M Night Shyamalan hasn’t made a good movie in awhile. I’m not going to dwell on those past failures and instead get to the good news – The Visit is a whole lot of fun.
Self financed to the tune of $5 million, The Visit is the cheapest film he’s ever made, costing less than his first full feature Wide Awake which was shot in 1995. Without the involvelent of a major studio, Shyamlan had total freedom to whatever he want with the picture.
And the result is quite delightfully weird. It’s the story of two kids who go to visit their grandparents. There’s family intrigue thanks to a complicated backstory leaving a mystery to be solved, and it’s all wrapped up in a bit of a found footage bow thanks to the older sibling being an aspiring filmmaker.
Found footage films can be stodgy affairs but Shyamalan solves that problem by having plenty happening all the time.
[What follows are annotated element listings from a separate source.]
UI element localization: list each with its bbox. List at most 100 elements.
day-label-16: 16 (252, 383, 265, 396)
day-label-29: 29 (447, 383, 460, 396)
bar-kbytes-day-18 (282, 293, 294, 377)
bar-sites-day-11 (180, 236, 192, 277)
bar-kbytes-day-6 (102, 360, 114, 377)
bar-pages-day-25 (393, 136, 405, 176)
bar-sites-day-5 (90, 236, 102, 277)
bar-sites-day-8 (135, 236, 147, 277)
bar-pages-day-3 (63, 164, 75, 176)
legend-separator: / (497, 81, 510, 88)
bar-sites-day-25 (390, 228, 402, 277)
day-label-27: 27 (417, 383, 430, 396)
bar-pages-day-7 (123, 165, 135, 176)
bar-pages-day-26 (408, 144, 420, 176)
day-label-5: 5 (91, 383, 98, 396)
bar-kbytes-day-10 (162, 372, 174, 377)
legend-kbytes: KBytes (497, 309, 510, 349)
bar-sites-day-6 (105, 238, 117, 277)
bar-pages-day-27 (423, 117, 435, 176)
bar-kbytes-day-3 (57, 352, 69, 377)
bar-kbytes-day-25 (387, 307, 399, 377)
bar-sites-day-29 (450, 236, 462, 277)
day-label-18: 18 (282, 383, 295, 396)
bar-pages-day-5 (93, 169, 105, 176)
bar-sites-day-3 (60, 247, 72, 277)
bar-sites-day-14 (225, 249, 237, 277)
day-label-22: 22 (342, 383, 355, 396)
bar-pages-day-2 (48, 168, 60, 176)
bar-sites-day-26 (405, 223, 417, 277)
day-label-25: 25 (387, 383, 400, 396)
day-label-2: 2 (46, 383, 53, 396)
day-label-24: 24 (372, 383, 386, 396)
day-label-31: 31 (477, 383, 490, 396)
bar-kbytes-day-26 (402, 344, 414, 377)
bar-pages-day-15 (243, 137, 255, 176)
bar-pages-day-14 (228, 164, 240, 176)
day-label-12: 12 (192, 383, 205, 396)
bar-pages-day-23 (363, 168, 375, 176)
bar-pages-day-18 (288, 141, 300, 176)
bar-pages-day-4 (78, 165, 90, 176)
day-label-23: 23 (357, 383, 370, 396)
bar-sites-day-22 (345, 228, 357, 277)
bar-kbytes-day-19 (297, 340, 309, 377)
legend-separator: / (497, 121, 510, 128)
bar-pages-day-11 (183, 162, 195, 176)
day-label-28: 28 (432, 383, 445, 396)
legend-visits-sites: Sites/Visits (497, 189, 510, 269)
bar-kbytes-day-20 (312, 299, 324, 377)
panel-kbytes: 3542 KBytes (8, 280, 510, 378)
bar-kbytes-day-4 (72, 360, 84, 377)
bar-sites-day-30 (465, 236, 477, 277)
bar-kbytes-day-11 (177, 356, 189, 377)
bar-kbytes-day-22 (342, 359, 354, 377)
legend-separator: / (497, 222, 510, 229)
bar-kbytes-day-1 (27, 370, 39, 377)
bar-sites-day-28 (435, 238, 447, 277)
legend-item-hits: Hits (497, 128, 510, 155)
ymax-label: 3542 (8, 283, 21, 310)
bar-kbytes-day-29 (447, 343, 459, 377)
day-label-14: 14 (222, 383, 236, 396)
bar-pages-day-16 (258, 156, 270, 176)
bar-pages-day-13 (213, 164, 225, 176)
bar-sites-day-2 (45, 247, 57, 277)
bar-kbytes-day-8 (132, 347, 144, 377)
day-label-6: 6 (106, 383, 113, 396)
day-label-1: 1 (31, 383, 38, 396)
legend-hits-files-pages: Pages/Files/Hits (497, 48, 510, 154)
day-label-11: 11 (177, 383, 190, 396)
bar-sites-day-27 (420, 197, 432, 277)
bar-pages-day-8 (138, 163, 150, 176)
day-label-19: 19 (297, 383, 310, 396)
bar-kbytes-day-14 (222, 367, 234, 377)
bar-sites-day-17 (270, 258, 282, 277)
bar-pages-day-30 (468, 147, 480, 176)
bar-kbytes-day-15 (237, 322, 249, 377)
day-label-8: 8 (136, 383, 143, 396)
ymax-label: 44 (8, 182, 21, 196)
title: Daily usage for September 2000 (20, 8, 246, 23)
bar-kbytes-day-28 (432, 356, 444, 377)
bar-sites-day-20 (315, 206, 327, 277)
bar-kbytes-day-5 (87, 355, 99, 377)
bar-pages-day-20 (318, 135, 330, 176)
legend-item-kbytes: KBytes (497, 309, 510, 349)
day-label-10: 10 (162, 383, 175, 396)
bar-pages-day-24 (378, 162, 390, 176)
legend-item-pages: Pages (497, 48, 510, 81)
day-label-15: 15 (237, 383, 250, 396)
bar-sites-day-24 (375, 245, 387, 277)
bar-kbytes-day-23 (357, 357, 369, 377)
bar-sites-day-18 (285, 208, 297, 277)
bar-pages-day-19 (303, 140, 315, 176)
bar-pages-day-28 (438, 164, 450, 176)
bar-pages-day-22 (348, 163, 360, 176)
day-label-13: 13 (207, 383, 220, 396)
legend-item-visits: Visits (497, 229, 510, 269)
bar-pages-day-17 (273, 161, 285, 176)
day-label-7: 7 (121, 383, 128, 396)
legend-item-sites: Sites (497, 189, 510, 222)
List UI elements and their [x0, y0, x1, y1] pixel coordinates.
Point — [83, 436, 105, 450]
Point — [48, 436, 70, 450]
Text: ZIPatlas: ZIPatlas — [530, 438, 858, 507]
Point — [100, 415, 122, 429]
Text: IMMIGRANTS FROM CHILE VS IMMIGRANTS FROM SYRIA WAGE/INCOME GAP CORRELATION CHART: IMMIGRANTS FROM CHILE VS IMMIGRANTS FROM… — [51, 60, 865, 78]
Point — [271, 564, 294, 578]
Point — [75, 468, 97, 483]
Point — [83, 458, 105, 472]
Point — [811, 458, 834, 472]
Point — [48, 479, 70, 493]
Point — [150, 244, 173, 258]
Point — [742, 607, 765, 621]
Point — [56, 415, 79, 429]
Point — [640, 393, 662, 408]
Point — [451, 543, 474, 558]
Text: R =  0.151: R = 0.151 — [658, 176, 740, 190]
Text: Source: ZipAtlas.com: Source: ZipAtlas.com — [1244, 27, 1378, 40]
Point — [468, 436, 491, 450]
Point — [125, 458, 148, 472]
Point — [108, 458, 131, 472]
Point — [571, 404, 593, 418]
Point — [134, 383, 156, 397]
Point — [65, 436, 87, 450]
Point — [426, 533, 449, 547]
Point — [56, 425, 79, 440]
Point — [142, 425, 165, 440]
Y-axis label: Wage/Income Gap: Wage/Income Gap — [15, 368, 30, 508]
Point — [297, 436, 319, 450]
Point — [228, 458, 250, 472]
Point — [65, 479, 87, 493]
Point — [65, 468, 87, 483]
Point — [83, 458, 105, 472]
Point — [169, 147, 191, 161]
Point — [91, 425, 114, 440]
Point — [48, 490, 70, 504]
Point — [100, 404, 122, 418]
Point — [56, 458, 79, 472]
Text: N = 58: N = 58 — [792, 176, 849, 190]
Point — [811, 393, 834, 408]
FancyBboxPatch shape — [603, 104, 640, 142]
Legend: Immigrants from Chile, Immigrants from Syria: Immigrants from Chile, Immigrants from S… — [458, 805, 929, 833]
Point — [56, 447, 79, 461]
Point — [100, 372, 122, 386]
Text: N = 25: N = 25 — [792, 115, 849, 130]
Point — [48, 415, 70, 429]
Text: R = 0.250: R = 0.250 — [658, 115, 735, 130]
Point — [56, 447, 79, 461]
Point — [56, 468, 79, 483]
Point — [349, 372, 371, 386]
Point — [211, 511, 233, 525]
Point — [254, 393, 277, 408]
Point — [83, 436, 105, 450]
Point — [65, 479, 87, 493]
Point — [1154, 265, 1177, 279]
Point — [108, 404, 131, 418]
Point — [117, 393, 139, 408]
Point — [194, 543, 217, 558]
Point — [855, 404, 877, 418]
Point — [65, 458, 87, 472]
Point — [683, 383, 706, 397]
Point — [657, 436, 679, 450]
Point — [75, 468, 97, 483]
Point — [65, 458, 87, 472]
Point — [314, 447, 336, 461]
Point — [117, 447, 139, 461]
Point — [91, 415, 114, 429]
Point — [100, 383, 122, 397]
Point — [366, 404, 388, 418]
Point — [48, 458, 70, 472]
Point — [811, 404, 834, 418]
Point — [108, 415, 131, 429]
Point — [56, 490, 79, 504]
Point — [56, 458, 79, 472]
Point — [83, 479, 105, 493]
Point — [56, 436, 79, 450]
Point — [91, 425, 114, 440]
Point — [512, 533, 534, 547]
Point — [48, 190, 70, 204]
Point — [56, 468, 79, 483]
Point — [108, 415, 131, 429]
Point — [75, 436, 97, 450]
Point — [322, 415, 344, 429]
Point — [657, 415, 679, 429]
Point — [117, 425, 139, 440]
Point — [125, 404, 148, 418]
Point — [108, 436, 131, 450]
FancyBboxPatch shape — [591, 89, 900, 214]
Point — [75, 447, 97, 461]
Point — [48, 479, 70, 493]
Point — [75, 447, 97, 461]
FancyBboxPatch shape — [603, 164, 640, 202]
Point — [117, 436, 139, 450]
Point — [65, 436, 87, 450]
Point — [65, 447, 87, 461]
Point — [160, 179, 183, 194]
Whether it’s the interplay between the two kids, Skype calls with mom, delving into the past or baking or playing hide and seek with grandma, it’s all a good combination of storytelling and atmosphere.
But the best thing about The Visit is just how nutty it gets, and keeps on getting, right to the zany finale. To say more would enter spoiler territory but the pacing throughout is terrific, starting out slowly and bringing us through to an utterly insane finale.
There’s just a lot going on here, including healthy doses of comedy and creeps. The scares are decent, if fairly obvious to anyone who has seen a found footage film before but the lack of a soundtrack and the slow movements of the camera do create some startling moments.
It’s also a very self-aware film, particularly when it comes to the idea of Becca (Olivia De Jonge) shooting a documentary. The teen spends long minutes talking about mise en scene and mood and if it all comes off as hopelessly pretentious that’s precisely the point. She’s a broadly drawn version of a young filmmaker, spouting textbook verbiage in the way her brother vomits rap lyrics.
That said, these character do occasionally become annoying, particularly the younger kid played by Aussie Ed Oxenbould. Shyamalan may have found his rapping hilarious but that doesn’t make it so. Their quirks are rooted in the drama as the picture progresses but they’re still little more than stereotypes.
Older players Deanna Dunagan and Peter McRobbie really class up the place with their performances, helping to sell the increasingly unusual behaviour of their characters.
The Visit is a fun and efficient horror flick, playing with found footage conventions and serving up scares and giggles at a good pace. It’s also deliciously strange in a way you’d never find from a major studio film. One thing is certain, it’s Shyamalan’s best for many a year.